Jazz (s) à Trois-Palis 2023 #1

Impérial quartet – « All Indians ? » – 15 septembre – 17h – foyer communal à Trois-Palis.

Joachim Florent, contrebasse

Gérald Chevillon, saxs

Damien Sabatier, saxs

Antonin Leymarie, batterie

Démarrage en swing spartiate, la batterie déterminée se marie aisément au tempo de la contrebasse, l’incrustation des saxs balance un souffle gourmand, aux saveurs épicées, les chants tour à tour entremêlés et parallèles ; ça n’est que le début d’une course effrénée, maracas métalliques pour le battement un peu satanique, la contrebasse de Joachim Florent sillonnant l’ouvrage. La transe amplifie le rythme, folie organisée d’où jaillit la voix violoneuse aux pulsations cardiaques. Les uns renvoient aux autres avec souplesse et sensualité, tout s’envole nous avec, emportés dans ce riche et joyeux tourbillon collectif.

La batterie d’Antonin Leymarie roucoule de plaisir, les saxs s’entendent harmonieusement pour la joie de conciliabules ludiques :  les deux musiciens font chanter leurs instruments, dansent avec eux, leur redonnent leurs gammes, les chatouillant pour les écouter chatoyer. Le plaisir du plaisir !…

L’espace se remplit de musique, pleinement et pousse le son jusqu’à entendre sa jouissance – et je reste polie.

Quelques clochettes entrent dans une sorte de danse rituelle avec la batterie en percussion, et les saxs se balkanisent toujours généreux dans leurs envolées mais soucieux d’alterner avec dextérité puissance, tonicité, et douceur hypnotisante d’ailleurs… Il semblerait que le sax soprano soulève un serpent ; la respiration circulaire est nécessaire pour les circonvolutions, et la puissance du quartet est intelligente. Nous sommes totalement embarqués dans leurs somptueuses turbulences. Quant à l’accalmie, elle laisse un bel écho de cet ouragan fantastique, ode ou remerciements aux éléments déchaînés ou bien soif délicate d’en re-découdre avec la fureur musicale.

Trois d’entre eux laissent place aux éclairs de tam-tam afro de la batterie pendant que le tambourin se met à encourager Antonin Leymarie, au toujours plus que celui-ci s’empresse d’honorer.

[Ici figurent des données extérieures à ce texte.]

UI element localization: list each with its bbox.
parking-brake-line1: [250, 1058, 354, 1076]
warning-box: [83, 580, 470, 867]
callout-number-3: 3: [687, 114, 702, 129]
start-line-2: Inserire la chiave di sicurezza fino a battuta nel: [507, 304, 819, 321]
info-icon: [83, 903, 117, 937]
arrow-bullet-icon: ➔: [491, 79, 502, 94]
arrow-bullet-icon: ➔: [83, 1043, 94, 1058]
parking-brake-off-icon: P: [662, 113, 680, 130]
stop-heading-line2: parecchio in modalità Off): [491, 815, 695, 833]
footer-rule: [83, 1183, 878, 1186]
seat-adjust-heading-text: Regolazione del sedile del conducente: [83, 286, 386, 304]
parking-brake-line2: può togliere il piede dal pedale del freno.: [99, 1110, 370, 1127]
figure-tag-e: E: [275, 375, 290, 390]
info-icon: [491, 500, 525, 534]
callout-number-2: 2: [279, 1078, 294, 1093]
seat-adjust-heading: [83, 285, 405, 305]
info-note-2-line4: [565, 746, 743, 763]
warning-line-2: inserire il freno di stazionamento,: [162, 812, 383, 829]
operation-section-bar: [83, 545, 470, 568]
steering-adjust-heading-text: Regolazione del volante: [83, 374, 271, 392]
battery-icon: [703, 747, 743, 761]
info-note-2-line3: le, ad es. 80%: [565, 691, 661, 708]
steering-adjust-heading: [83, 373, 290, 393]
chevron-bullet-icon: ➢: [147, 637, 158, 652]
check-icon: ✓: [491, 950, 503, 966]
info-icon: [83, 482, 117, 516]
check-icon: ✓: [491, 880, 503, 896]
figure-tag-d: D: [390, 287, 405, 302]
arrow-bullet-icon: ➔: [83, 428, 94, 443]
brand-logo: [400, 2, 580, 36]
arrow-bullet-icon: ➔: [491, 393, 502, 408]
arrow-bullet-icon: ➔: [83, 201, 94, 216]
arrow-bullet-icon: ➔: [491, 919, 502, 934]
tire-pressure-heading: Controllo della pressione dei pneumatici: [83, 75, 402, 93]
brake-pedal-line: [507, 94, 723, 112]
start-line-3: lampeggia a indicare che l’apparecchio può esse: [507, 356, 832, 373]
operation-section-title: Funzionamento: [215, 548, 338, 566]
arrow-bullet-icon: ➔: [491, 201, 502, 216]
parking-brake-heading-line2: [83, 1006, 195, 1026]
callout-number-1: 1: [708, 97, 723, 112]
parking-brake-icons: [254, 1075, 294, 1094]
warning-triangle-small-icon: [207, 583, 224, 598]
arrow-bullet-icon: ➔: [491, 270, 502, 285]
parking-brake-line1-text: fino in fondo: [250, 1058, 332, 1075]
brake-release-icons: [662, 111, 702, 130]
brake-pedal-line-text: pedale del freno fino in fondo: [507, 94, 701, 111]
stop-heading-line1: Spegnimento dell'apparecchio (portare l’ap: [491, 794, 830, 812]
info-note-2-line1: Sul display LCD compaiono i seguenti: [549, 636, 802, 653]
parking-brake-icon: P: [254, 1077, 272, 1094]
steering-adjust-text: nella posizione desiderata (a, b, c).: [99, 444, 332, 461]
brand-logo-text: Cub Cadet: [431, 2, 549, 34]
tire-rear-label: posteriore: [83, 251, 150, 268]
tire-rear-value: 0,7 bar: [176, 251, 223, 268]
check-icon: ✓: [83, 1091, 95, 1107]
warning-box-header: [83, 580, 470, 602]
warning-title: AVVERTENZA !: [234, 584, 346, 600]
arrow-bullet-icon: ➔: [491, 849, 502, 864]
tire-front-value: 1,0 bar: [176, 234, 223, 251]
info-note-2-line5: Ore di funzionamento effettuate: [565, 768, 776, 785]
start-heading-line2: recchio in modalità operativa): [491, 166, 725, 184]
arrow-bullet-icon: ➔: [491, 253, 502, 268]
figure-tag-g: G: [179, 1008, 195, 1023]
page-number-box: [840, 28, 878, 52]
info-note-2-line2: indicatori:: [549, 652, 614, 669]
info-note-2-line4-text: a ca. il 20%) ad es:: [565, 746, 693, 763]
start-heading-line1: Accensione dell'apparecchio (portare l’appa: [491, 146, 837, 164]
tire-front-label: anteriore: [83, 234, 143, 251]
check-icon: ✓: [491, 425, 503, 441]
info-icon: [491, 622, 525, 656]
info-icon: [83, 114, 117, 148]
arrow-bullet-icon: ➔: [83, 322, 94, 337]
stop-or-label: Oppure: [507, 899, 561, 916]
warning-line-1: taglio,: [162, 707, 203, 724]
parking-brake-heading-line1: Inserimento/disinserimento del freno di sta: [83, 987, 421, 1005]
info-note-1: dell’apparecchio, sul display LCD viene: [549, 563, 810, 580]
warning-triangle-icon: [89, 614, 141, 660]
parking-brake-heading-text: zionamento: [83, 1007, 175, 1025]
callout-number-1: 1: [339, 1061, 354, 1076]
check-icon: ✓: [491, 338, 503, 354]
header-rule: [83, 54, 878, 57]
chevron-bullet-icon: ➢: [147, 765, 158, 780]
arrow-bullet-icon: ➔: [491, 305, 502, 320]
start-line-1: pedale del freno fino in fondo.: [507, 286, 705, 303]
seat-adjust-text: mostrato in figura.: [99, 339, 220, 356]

Le sax s’enroule comme une une liane enjoleuse et dévorante sur le morceau, on voit les pousses l’enlacer engageant les trois autres musiciens à suivre ses lacets, le sax de Gérald Chevillon alors plus désespéré lance une élégie, le son s’y prête bien sûr, saveurs, sucs.

Les saxs se marient à merveille, douces polyphonies pour une sorte de ballade, et la finesse du sillon tracé par la contrebasse les éclaire.

La scansion de la batterie est le lieu d’une cérémonie que les trois chants des autres musiciens célèbrent. Ils en extirpent tous un frémissement, un pouls frêle et curieux, la vie qui irradierait de plus en plus fort, soulevant les artères.

Frôlement métallique d’élytres, le sax de Damien Sabatier s’insurge, un brin fondeur, vite rattrapé par le compagnon de route, il double aussi en même temps l’instrument par son sopranino, un souffle pour deux voix : le sax de Gérald Chevillon frétille et appelle à son tour le duo. Ils nous entraînent tous dans une fanfare virevoltante, chaos cahotant en final, toujours en contre-temps bien sûr, tempo maintenu, délicieuse et apparente cacophonie !

Encore une ballade insolite, à trois pieds, une contrebasse aux assauts arrondis, mais pour commencer, parce qu’en émerge ensuite une nouvelle transe, danse rituelle chamanique, l’instrument en témoignerait, inquiétant, intrigant…

Réveillez les morts, agitez les âmes, sortez vos os de leur poussière, dansez, exorcisez, nom de D. Terre ocre, poussières ancestrales, procession d’outre-tombe, hymne à la vie, en fait ! Fête des sens, melting pot new orleans… Feu d’artifice permanent, en quelque sorte bien conscient de son éventail arc-en-ciel, de ses nuances colorées.